“Scaling Robot Learning with Vision-Language-Action Models”
ABSTRACTThe last several years have witnessed tremendous progress in the capabilities of AI systems, driven largely by foundation models that scale expressive architectures with diverse data sources. While the impact of this technology on vision and language understanding is abundantly clear, its use in robotics remains in its infancy. Scaling robot learning still presents numerous open challenges—from selecting the right data to scale, to developing algorithms that can effectively fit this data for closed-loop operation in the physical world. At Physical Intelligence, we aim to tackle these questions. This talk will present our recent work on building vision-language-action models, covering topics such as architecture design, data scaling, and open research directions.
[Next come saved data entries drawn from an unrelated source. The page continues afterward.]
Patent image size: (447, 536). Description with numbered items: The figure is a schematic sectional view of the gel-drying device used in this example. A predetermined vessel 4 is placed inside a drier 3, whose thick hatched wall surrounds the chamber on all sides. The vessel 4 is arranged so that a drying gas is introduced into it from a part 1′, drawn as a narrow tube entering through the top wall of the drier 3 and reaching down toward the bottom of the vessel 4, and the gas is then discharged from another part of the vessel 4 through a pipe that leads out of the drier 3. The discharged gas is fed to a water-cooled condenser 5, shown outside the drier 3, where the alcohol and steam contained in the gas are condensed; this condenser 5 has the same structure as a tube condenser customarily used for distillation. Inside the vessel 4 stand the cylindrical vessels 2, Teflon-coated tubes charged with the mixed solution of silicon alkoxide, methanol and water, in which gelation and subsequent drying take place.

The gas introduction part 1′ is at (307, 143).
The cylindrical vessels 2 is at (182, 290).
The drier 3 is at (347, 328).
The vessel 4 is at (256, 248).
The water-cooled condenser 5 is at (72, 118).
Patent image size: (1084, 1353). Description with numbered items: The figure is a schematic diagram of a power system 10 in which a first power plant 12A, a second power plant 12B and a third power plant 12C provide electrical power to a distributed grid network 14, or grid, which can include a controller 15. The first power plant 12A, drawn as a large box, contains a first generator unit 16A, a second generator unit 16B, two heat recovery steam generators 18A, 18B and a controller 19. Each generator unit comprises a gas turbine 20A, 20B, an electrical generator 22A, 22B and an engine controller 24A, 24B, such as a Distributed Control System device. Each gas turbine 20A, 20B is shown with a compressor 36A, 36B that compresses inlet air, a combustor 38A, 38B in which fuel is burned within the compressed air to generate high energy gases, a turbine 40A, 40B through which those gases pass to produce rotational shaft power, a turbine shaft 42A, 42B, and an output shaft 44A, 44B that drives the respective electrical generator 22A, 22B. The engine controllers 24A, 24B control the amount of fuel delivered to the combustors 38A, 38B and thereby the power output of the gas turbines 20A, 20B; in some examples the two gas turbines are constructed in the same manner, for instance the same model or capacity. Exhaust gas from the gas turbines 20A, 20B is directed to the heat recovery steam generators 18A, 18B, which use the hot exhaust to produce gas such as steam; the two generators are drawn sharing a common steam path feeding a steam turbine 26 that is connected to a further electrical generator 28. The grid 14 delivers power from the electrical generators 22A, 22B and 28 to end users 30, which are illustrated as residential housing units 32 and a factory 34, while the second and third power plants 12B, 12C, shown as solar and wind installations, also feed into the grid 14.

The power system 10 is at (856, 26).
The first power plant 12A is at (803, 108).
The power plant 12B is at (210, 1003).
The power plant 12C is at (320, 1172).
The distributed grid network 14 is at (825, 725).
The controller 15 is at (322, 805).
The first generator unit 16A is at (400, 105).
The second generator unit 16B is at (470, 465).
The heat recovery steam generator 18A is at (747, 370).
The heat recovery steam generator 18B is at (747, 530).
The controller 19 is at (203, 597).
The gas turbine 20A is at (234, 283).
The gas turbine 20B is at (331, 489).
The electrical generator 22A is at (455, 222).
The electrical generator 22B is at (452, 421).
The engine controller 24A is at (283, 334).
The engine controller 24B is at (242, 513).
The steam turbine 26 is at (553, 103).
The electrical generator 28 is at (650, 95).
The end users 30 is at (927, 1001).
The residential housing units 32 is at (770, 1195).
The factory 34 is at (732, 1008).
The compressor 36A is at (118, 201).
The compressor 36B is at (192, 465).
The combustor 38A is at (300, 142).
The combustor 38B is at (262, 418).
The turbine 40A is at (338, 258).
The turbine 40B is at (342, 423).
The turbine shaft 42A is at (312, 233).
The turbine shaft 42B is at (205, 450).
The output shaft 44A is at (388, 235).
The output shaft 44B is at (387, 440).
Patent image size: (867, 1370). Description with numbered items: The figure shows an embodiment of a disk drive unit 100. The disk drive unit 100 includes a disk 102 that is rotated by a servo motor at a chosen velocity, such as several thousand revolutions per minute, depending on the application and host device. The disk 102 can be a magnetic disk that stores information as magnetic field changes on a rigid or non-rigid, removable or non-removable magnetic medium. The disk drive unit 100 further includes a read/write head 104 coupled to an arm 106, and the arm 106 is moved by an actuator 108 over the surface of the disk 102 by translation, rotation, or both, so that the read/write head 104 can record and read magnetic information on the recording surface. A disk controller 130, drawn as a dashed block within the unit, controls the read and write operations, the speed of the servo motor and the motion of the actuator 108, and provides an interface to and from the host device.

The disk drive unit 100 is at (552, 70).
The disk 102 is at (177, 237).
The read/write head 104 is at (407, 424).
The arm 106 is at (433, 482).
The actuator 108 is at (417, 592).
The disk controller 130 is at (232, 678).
PresenterSuraj Nair is a founding researcher at Physical Intelligence (Pi), where he focuses on scaling data-driven robotic learning. His research centers on pre-training generalist models for robotics, constructing large-scale robot datasets, and leveraging internet-scale video and language data to advance robotic learning. Prior to Pi, he was a Research Scientist at the Toyota Research Institute and completed his PhD in Computer Science at the Stanford AI Lab, advised by Professors Chelsea Finn and Silvio Savarese. He holds a Bachelor’s degree in Computer Science from Caltech. His work has been recognized with various paper awards and nominations at venues including RSS, CoRL, and ICRA.